I flash a sly smile. “I’m afraid Lorna would have nothing to do with me if I were not an expert in violence and grotesqueries”
“Gro-tes-curies huh? Nice word. I’ll have to remember it. So you’re interested in warrior codes huh? Like chivalry? I know about that one.
“Yes. Chivalry is a good comparison to bushido.”
“I’ve got an interest in warrior codes myself. Though I must confess my knowledge is rather limited compared to your own. May I ask you a question Mr. Walker?”
“Do you think warrior codes have anything to teach the modern man?”
“I suppose it would depend on what warrior code specifically.”
“Well, how about bushido?”
“I find the slavish devotion it requires on behalf of a vassal to his lord distasteful. A vassal, a samurai, must place his lord above himself, his family, and his entire life. I cannot abide a code that places one man so above another. And yet, there are aspects of bushido that are admirable. Its focus on selflessness, for instance.”

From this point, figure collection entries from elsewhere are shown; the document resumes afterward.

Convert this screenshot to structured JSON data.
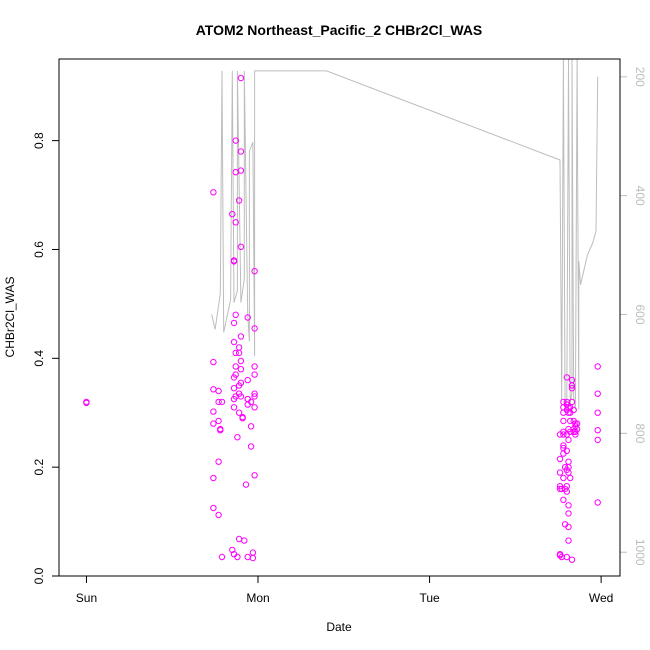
{
  "chart_data": {
    "type": "scatter",
    "title": "ATOM2 Northeast_Pacific_2 CHBr2Cl_WAS",
    "xlabel": "Date",
    "ylabel": "CHBr2Cl_WAS",
    "x_ticks": [
      {
        "label": "Sun",
        "value": 0
      },
      {
        "label": "Mon",
        "value": 1
      },
      {
        "label": "Tue",
        "value": 2
      },
      {
        "label": "Wed",
        "value": 3
      }
    ],
    "xlim": [
      -0.16,
      3.11
    ],
    "ylim": [
      0,
      0.95
    ],
    "y_ticks": [
      0.0,
      0.2,
      0.4,
      0.6,
      0.8
    ],
    "y2_label": "",
    "y2_ticks": [
      200,
      400,
      600,
      800,
      1000
    ],
    "y2lim": [
      1040,
      170
    ],
    "colors": {
      "points": "#ff00ff",
      "line": "#bdbdbd",
      "axis": "#000000",
      "right_axis": "#bdbdbd"
    },
    "series": [
      {
        "kind": "points",
        "points": [
          [
            0.0,
            0.32
          ],
          [
            0.0,
            0.318
          ],
          [
            0.74,
            0.705
          ],
          [
            0.74,
            0.393
          ],
          [
            0.74,
            0.343
          ],
          [
            0.74,
            0.302
          ],
          [
            0.74,
            0.28
          ],
          [
            0.74,
            0.18
          ],
          [
            0.74,
            0.125
          ],
          [
            0.77,
            0.34
          ],
          [
            0.77,
            0.32
          ],
          [
            0.77,
            0.285
          ],
          [
            0.77,
            0.21
          ],
          [
            0.77,
            0.112
          ],
          [
            0.78,
            0.27
          ],
          [
            0.78,
            0.268
          ],
          [
            0.79,
            0.32
          ],
          [
            0.79,
            0.035
          ],
          [
            0.85,
            0.048
          ],
          [
            0.86,
            0.31
          ],
          [
            0.85,
            0.665
          ],
          [
            0.86,
            0.578
          ],
          [
            0.86,
            0.58
          ],
          [
            0.86,
            0.465
          ],
          [
            0.86,
            0.43
          ],
          [
            0.86,
            0.365
          ],
          [
            0.86,
            0.345
          ],
          [
            0.86,
            0.325
          ],
          [
            0.86,
            0.04
          ],
          [
            0.87,
            0.8
          ],
          [
            0.87,
            0.742
          ],
          [
            0.87,
            0.65
          ],
          [
            0.87,
            0.48
          ],
          [
            0.87,
            0.41
          ],
          [
            0.87,
            0.385
          ],
          [
            0.87,
            0.37
          ],
          [
            0.87,
            0.33
          ],
          [
            0.88,
            0.255
          ],
          [
            0.88,
            0.035
          ],
          [
            0.89,
            0.068
          ],
          [
            0.89,
            0.69
          ],
          [
            0.89,
            0.42
          ],
          [
            0.89,
            0.41
          ],
          [
            0.89,
            0.35
          ],
          [
            0.89,
            0.335
          ],
          [
            0.89,
            0.3
          ],
          [
            0.9,
            0.915
          ],
          [
            0.9,
            0.78
          ],
          [
            0.9,
            0.745
          ],
          [
            0.9,
            0.605
          ],
          [
            0.9,
            0.44
          ],
          [
            0.9,
            0.395
          ],
          [
            0.9,
            0.38
          ],
          [
            0.9,
            0.355
          ],
          [
            0.9,
            0.33
          ],
          [
            0.91,
            0.292
          ],
          [
            0.91,
            0.29
          ],
          [
            0.92,
            0.065
          ],
          [
            0.93,
            0.168
          ],
          [
            0.94,
            0.475
          ],
          [
            0.94,
            0.36
          ],
          [
            0.94,
            0.325
          ],
          [
            0.94,
            0.325
          ],
          [
            0.94,
            0.315
          ],
          [
            0.94,
            0.035
          ],
          [
            0.96,
            0.238
          ],
          [
            0.96,
            0.275
          ],
          [
            0.96,
            0.32
          ],
          [
            0.97,
            0.043
          ],
          [
            0.97,
            0.033
          ],
          [
            0.98,
            0.56
          ],
          [
            0.98,
            0.455
          ],
          [
            0.98,
            0.385
          ],
          [
            0.98,
            0.37
          ],
          [
            0.98,
            0.335
          ],
          [
            0.98,
            0.33
          ],
          [
            0.98,
            0.31
          ],
          [
            0.98,
            0.185
          ],
          [
            2.76,
            0.26
          ],
          [
            2.76,
            0.215
          ],
          [
            2.76,
            0.19
          ],
          [
            2.76,
            0.165
          ],
          [
            2.76,
            0.16
          ],
          [
            2.76,
            0.04
          ],
          [
            2.76,
            0.038
          ],
          [
            2.77,
            0.16
          ],
          [
            2.77,
            0.035
          ],
          [
            2.78,
            0.32
          ],
          [
            2.78,
            0.31
          ],
          [
            2.78,
            0.3
          ],
          [
            2.78,
            0.285
          ],
          [
            2.78,
            0.265
          ],
          [
            2.78,
            0.26
          ],
          [
            2.78,
            0.24
          ],
          [
            2.78,
            0.235
          ],
          [
            2.78,
            0.225
          ],
          [
            2.78,
            0.18
          ],
          [
            2.78,
            0.14
          ],
          [
            2.79,
            0.16
          ],
          [
            2.79,
            0.095
          ],
          [
            2.79,
            0.2
          ],
          [
            2.8,
            0.365
          ],
          [
            2.8,
            0.32
          ],
          [
            2.8,
            0.315
          ],
          [
            2.8,
            0.305
          ],
          [
            2.8,
            0.26
          ],
          [
            2.8,
            0.23
          ],
          [
            2.8,
            0.195
          ],
          [
            2.8,
            0.165
          ],
          [
            2.8,
            0.155
          ],
          [
            2.8,
            0.035
          ],
          [
            2.81,
            0.31
          ],
          [
            2.81,
            0.3
          ],
          [
            2.81,
            0.27
          ],
          [
            2.81,
            0.25
          ],
          [
            2.81,
            0.21
          ],
          [
            2.81,
            0.2
          ],
          [
            2.81,
            0.19
          ],
          [
            2.81,
            0.13
          ],
          [
            2.81,
            0.115
          ],
          [
            2.81,
            0.09
          ],
          [
            2.81,
            0.065
          ],
          [
            2.82,
            0.31
          ],
          [
            2.82,
            0.3
          ],
          [
            2.82,
            0.285
          ],
          [
            2.82,
            0.265
          ],
          [
            2.82,
            0.18
          ],
          [
            2.83,
            0.36
          ],
          [
            2.83,
            0.35
          ],
          [
            2.83,
            0.345
          ],
          [
            2.83,
            0.32
          ],
          [
            2.83,
            0.03
          ],
          [
            2.84,
            0.305
          ],
          [
            2.84,
            0.285
          ],
          [
            2.84,
            0.27
          ],
          [
            2.84,
            0.265
          ],
          [
            2.85,
            0.28
          ],
          [
            2.85,
            0.275
          ],
          [
            2.85,
            0.265
          ],
          [
            2.85,
            0.26
          ],
          [
            2.86,
            0.28
          ],
          [
            2.86,
            0.27
          ],
          [
            2.98,
            0.385
          ],
          [
            2.98,
            0.335
          ],
          [
            2.98,
            0.3
          ],
          [
            2.98,
            0.268
          ],
          [
            2.98,
            0.25
          ],
          [
            2.98,
            0.135
          ]
        ]
      },
      {
        "kind": "line",
        "axis": "right",
        "points": [
          [
            0.73,
            600
          ],
          [
            0.75,
            625
          ],
          [
            0.78,
            565
          ],
          [
            0.79,
            190
          ],
          [
            0.8,
            630
          ],
          [
            0.84,
            575
          ],
          [
            0.85,
            190
          ],
          [
            0.86,
            580
          ],
          [
            0.88,
            560
          ],
          [
            0.88,
            190
          ],
          [
            0.9,
            580
          ],
          [
            0.92,
            540
          ],
          [
            0.92,
            190
          ],
          [
            0.94,
            600
          ],
          [
            0.95,
            645
          ],
          [
            0.95,
            325
          ],
          [
            0.97,
            310
          ],
          [
            0.98,
            670
          ],
          [
            0.98,
            190
          ],
          [
            1.4,
            190
          ],
          [
            2.76,
            340
          ],
          [
            2.77,
            745
          ],
          [
            2.78,
            170
          ],
          [
            2.79,
            760
          ],
          [
            2.8,
            745
          ],
          [
            2.81,
            170
          ],
          [
            2.82,
            750
          ],
          [
            2.83,
            730
          ],
          [
            2.83,
            170
          ],
          [
            2.84,
            740
          ],
          [
            2.85,
            760
          ],
          [
            2.86,
            170
          ],
          [
            2.87,
            760
          ],
          [
            2.87,
            510
          ],
          [
            2.88,
            550
          ],
          [
            2.92,
            500
          ],
          [
            2.95,
            480
          ],
          [
            2.97,
            460
          ],
          [
            2.98,
            200
          ]
        ]
      }
    ]
  }
}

“How so?” Philip follows my conversation intently. It is good to see that Philip is not simply another reveler. The things in this house speak to him where to other men they are silent. This speaks of potential.

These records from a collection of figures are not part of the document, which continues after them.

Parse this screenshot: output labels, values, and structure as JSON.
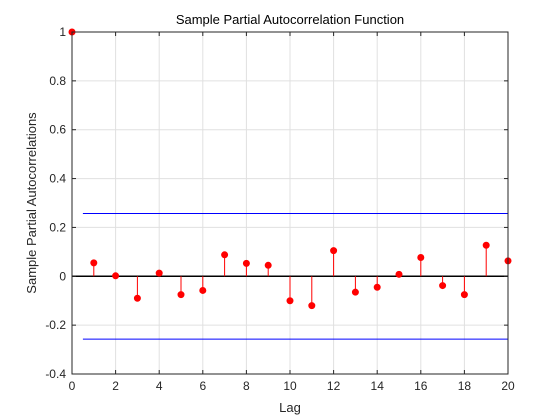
{
  "chart_data": {
    "type": "stem",
    "title": "Sample Partial Autocorrelation Function",
    "xlabel": "Lag",
    "ylabel": "Sample Partial Autocorrelations",
    "xlim": [
      0,
      20
    ],
    "ylim": [
      -0.4,
      1
    ],
    "x_ticks": [
      "0",
      "2",
      "4",
      "6",
      "8",
      "10",
      "12",
      "14",
      "16",
      "18",
      "20"
    ],
    "y_ticks": [
      "-0.4",
      "-0.2",
      "0",
      "0.2",
      "0.4",
      "0.6",
      "0.8",
      "1"
    ],
    "grid": true,
    "x": [
      0,
      1,
      2,
      3,
      4,
      5,
      6,
      7,
      8,
      9,
      10,
      11,
      12,
      13,
      14,
      15,
      16,
      17,
      18,
      19,
      20
    ],
    "values": [
      1.0,
      0.055,
      0.002,
      -0.09,
      0.013,
      -0.075,
      -0.058,
      0.088,
      0.053,
      0.045,
      -0.1,
      -0.12,
      0.105,
      -0.065,
      -0.045,
      0.008,
      0.077,
      -0.038,
      -0.075,
      0.127,
      0.063
    ],
    "confidence_bounds": [
      -0.257,
      0.257
    ],
    "colors": {
      "stem": "#ff0000",
      "bounds": "#0000ff",
      "zero_line": "#000000",
      "grid": "#e0e0e0"
    }
  }
}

“There is a certain book Philip, written in the 18th century by a samurai named Tsunetomo, called the Hagakure. In it, Tsunetomo writes that the principle element of the samurai is that of being a man already dead. A man without a self.”
Or in my case, a man already dead twice over.
“A Japanese wrote that?”
“The Japanese can write?”
I stare blankly. “Yes Philip. The Japanese can write.”

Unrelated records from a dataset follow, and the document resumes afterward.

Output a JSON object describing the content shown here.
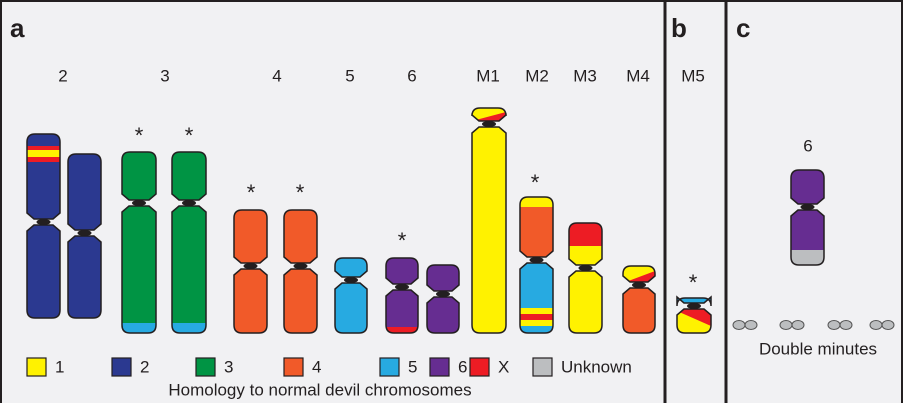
{
  "panels": [
    {
      "label": "a"
    },
    {
      "label": "b"
    },
    {
      "label": "c"
    }
  ],
  "chromosome_labels": [
    "2",
    "3",
    "4",
    "5",
    "6",
    "M1",
    "M2",
    "M3",
    "M4",
    "M5"
  ],
  "asterisks": [
    "*",
    "*",
    "*",
    "*",
    "*",
    "*",
    "*"
  ],
  "legend": {
    "items": [
      "1",
      "2",
      "3",
      "4",
      "5",
      "6",
      "X",
      "Unknown"
    ],
    "caption": "Homology to normal devil chromosomes"
  },
  "double_minutes": {
    "chromosome_label": "6",
    "label": "Double minutes"
  }
}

He cracks a broad grin and I remember that I am at a party.
“Ahaha! Come now Mr. Walker, I’m nowhere near the orientalist you or Ms. Childe are, but I know a few things about Celestials. I get your point though.” Philip takes a long, thoughtful glance at the sword. “Bushido…No matter how you eh, cut it, its indeed a bloody barbarism by a bloody and barbaric race....but just between you and me Mr. Walker, I think our modern society could use a little bushido. I think our modern society could use a little barbarism.”
“What do you mean by that?”
“Ego, Mr. Walker. Ego and the crippling aimlessness ego gives a man. People these days have no backbone, no humility, and no discipline. Because of this, fear spreads like flu and courage is hoarded like gold bullion. It’s fear that’s got the world by the neck and...I don’t suppose you’d mind if I voiced some political opinions Mr. Walker?”
“Go right ahead. Politics is a monstrosity and this is a house of monsters.”
“Ha! Well said Mr. Walker, well said! Man has grown soft, soft and malleable like clay. All our technology and superhuman saviors have made us soft. It’s like a muscle wasting away from disuse. And the few men that are strong...all they need to do to affect entire swaths of humanity is squeeze their fingers into a fist.”
I fear that I know where this conversation is heading. “You imply superhumans are these strong men?” I ask.